Le dispositif d’accueil des SEU constitue un espace ou un « lieu ».
Si la fonction de l’interface contenant/contenu des SEU est perturbée, elle se manifeste au travers de leur investissement de l’espace et des objets. Le dispositif d’accueil est un espace qui montre que le SEU utilise l’espace extérieur comme son espace intime. Ainsi, le dispositif d’accueil est un moyen d’appréhender la confusion des topiques internes et externes chez certains sujets afin d’envisager quels aménagements vont pouvoir fournir une fonction de contenance imaginaire dans leur fonctionnement psychique. Notons toutefois que Bion considère que la personnalité psychotique est une composante normale du moi.
La photographie comporte des espaces contenus par un contenant.
Considérons la possibilité de transposer cette conceptualisation d’une relation entre contenant/contenu au médium que j’étudie qui est la photographie. Cette transposition que je propose concerne l’objet-photo mais également la dimension relationnelle qui entoure l’activité photographique. W.R Bion (1962b) développe l’idée que le contenu peut être représenté à l’aide d’un contenant. Un contour externe, telle une enveloppe, détermine le contenu. Les limites définissent ce qui est « dans » et ce qui est « en dehors » de la photo. Il arrive parfois même une réversion entre l’un et l’autre, surtout dans « l’acte photographique » où cette activité humaine devient le contenu donnant ainsi un cadre à la photo ou vice-versa.

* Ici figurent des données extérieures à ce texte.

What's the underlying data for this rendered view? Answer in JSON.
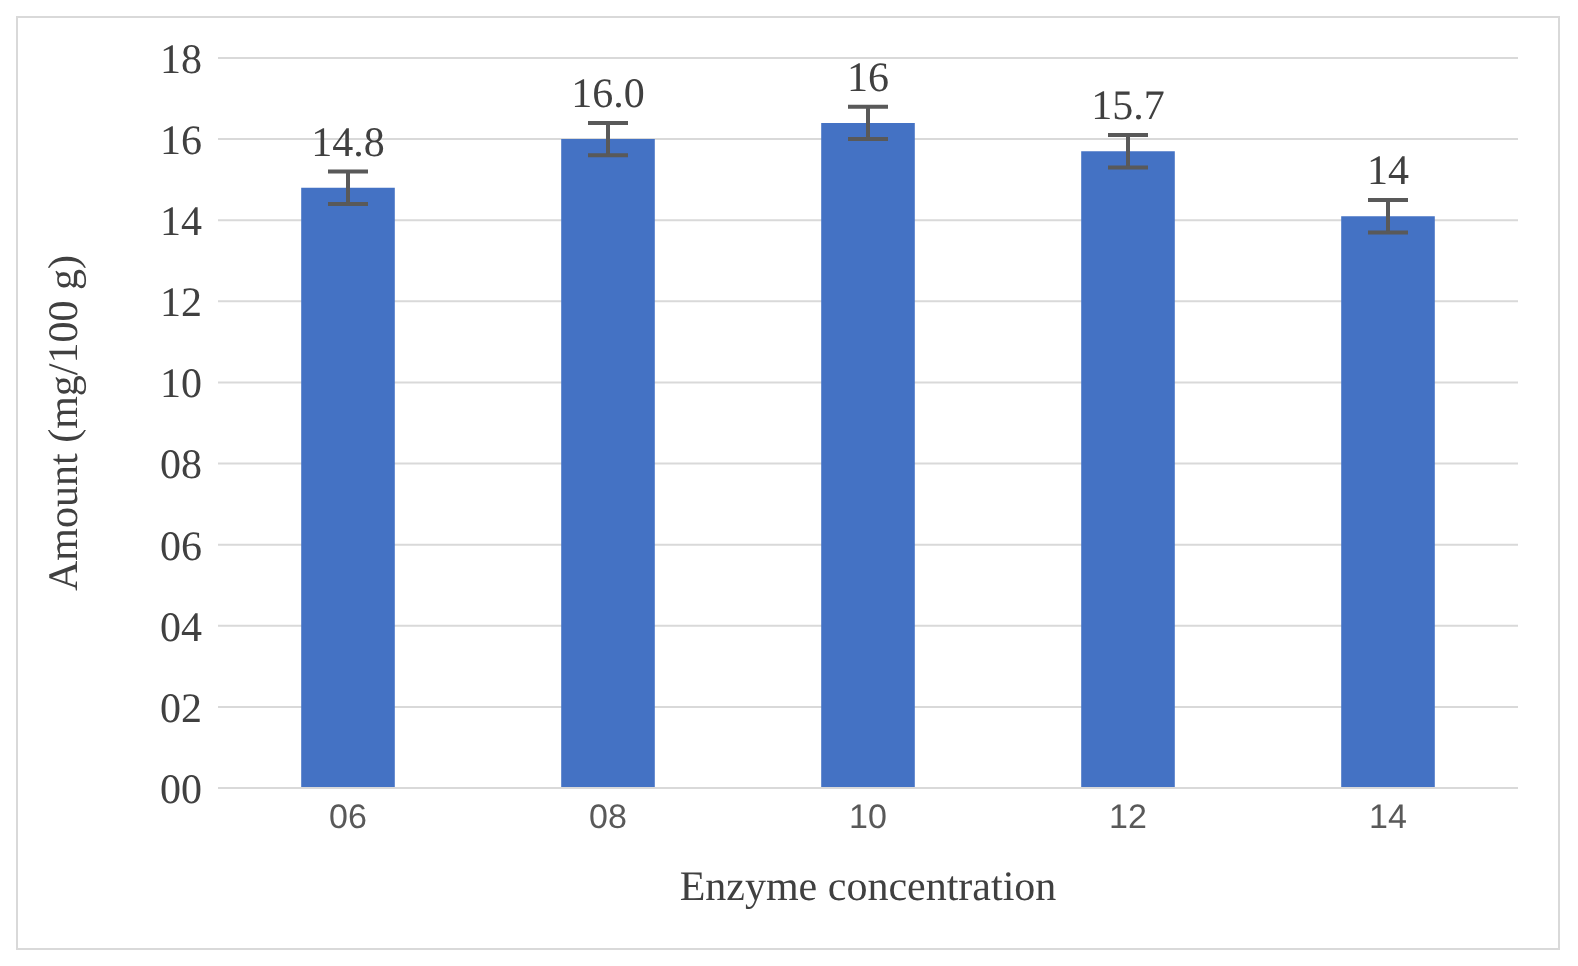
{
  "chart_data": {
    "type": "bar",
    "xlabel": "Enzyme concentration",
    "ylabel": "Amount (mg/100 g)",
    "categories": [
      "06",
      "08",
      "10",
      "12",
      "14"
    ],
    "values": [
      14.8,
      16.0,
      16.4,
      15.7,
      14.1
    ],
    "errors": [
      0.4,
      0.4,
      0.4,
      0.4,
      0.4
    ],
    "value_labels": [
      "14.8",
      "16.0",
      "16",
      "15.7",
      "14"
    ],
    "color": "#4472c4",
    "ylim": [
      0,
      18
    ],
    "yticks": [
      {
        "value": 0,
        "label": "00"
      },
      {
        "value": 2,
        "label": "02"
      },
      {
        "value": 4,
        "label": "04"
      },
      {
        "value": 6,
        "label": "06"
      },
      {
        "value": 8,
        "label": "08"
      },
      10,
      12,
      14,
      16,
      18
    ],
    "grid": "y",
    "legend": false
  }
}
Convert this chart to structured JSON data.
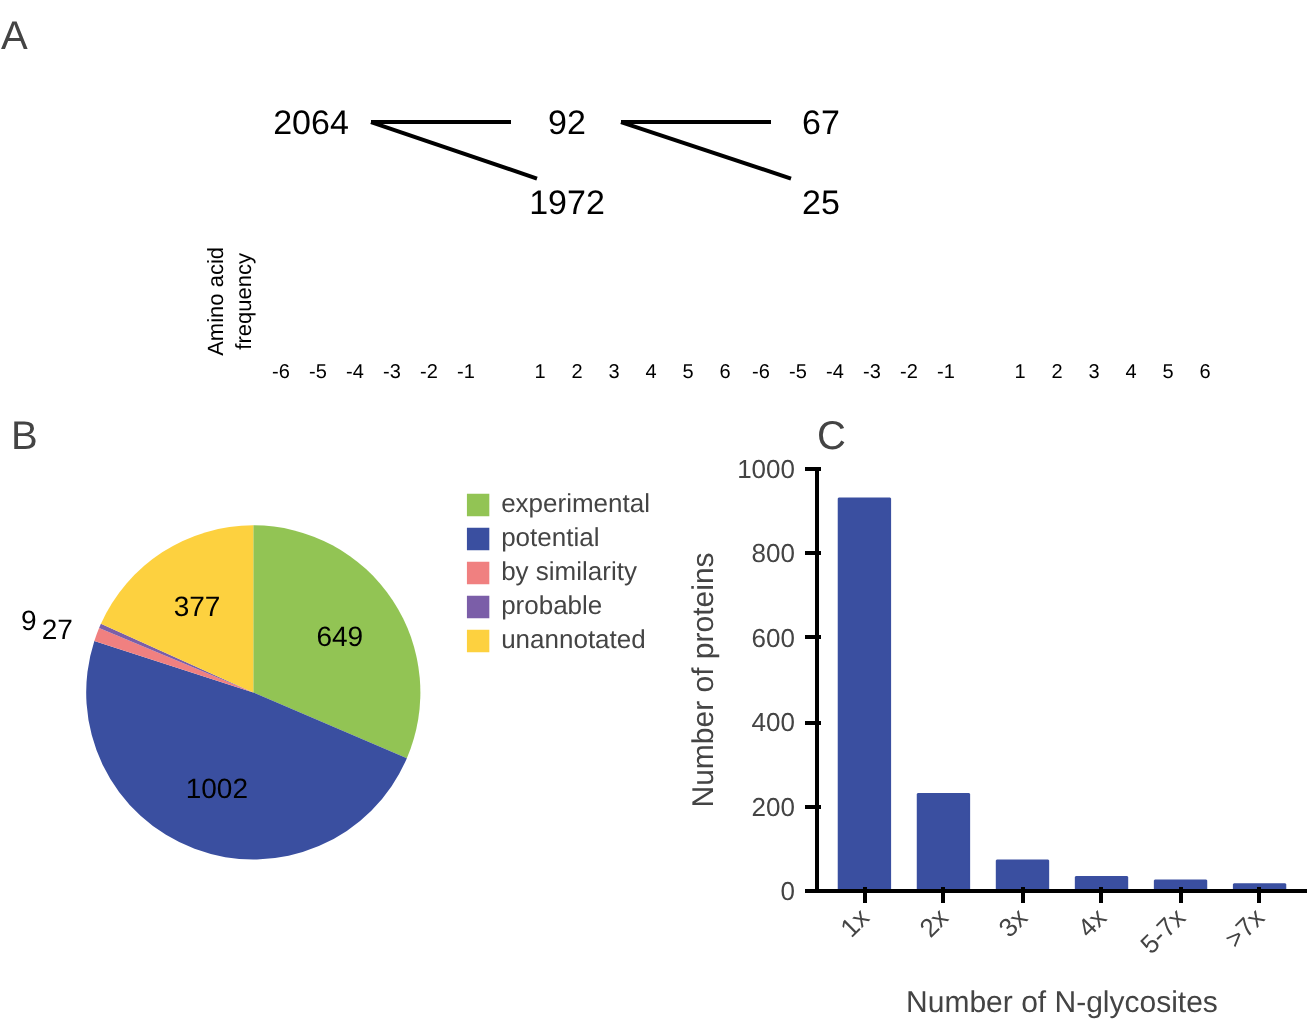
{
  "chart_data": [
    {
      "type": "other",
      "title": "A",
      "annotations": [
        "2064",
        "92",
        "67",
        "1972",
        "25"
      ],
      "ylabel": "Amino acid frequency",
      "categories": [
        "-6",
        "-5",
        "-4",
        "-3",
        "-2",
        "-1",
        null,
        "1",
        "2",
        "3",
        "4",
        "5",
        "6",
        "-6",
        "-5",
        "-4",
        "-3",
        "-2",
        "-1",
        null,
        "1",
        "2",
        "3",
        "4",
        "5",
        "6"
      ]
    },
    {
      "type": "pie",
      "title": "B",
      "categories": [
        "experimental",
        "potential",
        "by similarity",
        "probable",
        "unannotated"
      ],
      "values": [
        649,
        1002,
        27,
        9,
        377
      ],
      "colors": [
        "#92c454",
        "#3a4fa0",
        "#f08080",
        "#7b5ea8",
        "#fdd13f"
      ],
      "data_labels": true,
      "legend": "right"
    },
    {
      "type": "bar",
      "title": "C",
      "categories": [
        "1x",
        "2x",
        "3x",
        "4x",
        "5-7x",
        ">7x"
      ],
      "values": [
        930,
        230,
        72,
        33,
        25,
        16
      ],
      "color": "#3a4fa0",
      "xlabel": "Number of N-glycosites",
      "ylabel": "Number of proteins",
      "ylim": [
        0,
        1000
      ],
      "yticks": [
        0,
        200,
        400,
        600,
        800,
        1000
      ],
      "grid": false
    }
  ]
}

Certains SEU peuvent remplir l’espace d’objets, de graffitis, de paroles ou encore d’actes. Pour d’autres SEU, plus démunis, le bruit, l’odeur ou l’image aurait valeur de trace tel un contenu : ce qui leur donne tout de même eux aussi, un contenant. Ils touchent ainsi autrui et ces traces sont retournées par autrui. Ils utilisent autrui de manière à ce que l'autre leur retourne quelque chose les concernant. Dans cette dynamique l’autre leur fourni un contenant nécessaire pour se définir ou pour se déterminer. Le contenant langagier, ne reprend-t-il pas l’image d’une consistance de ces éléments avec les termes « un voile de fumée » ou encore « une odeur à couper au couteau » ?
W.R. Bion (ibid.) insiste dans cette « relation contenant/contenu » sur les fonctions enveloppantes, du touché, de la voix, du regard qui constituent un cadre limitant, sécurisant et contenant. La relation mère - enfant est le prototype de ce type de relation. La mère, par sa fonction « alpha », transforme les projections, éléments sensoriels bruts, « éléments bêta », non pensables en éléments disponibles à être pensés. La fonction alpha protège le sujet de l’état psychotique, tandis que la fonction bêta le met à nu. La mère devient ce contenant lorsque elle exerce cette fonction qu’il me semble possible d’envisager en terme de structure d’interface contenant/contenu et de filtre. Ce travail de transformation est un préalable à toute introjection par l’enfant d’éléments pensables. Quelques qualités qui font qu'un objet ou une personne soient contenants sont « la capacité de rêverie » (1963, p. 45), la chaleur, la douceur de la voix (qualités sensorielles), la quiétude, la sérénité, la disponibilité (qualités émotionnelles), le sentiment d'être unique ou exclusif. La rêverie, un état d’esprit réceptif, capable d’accueillir les identifications projectives, est un facteur de la fonction alpha de la mère (1962b, p.54).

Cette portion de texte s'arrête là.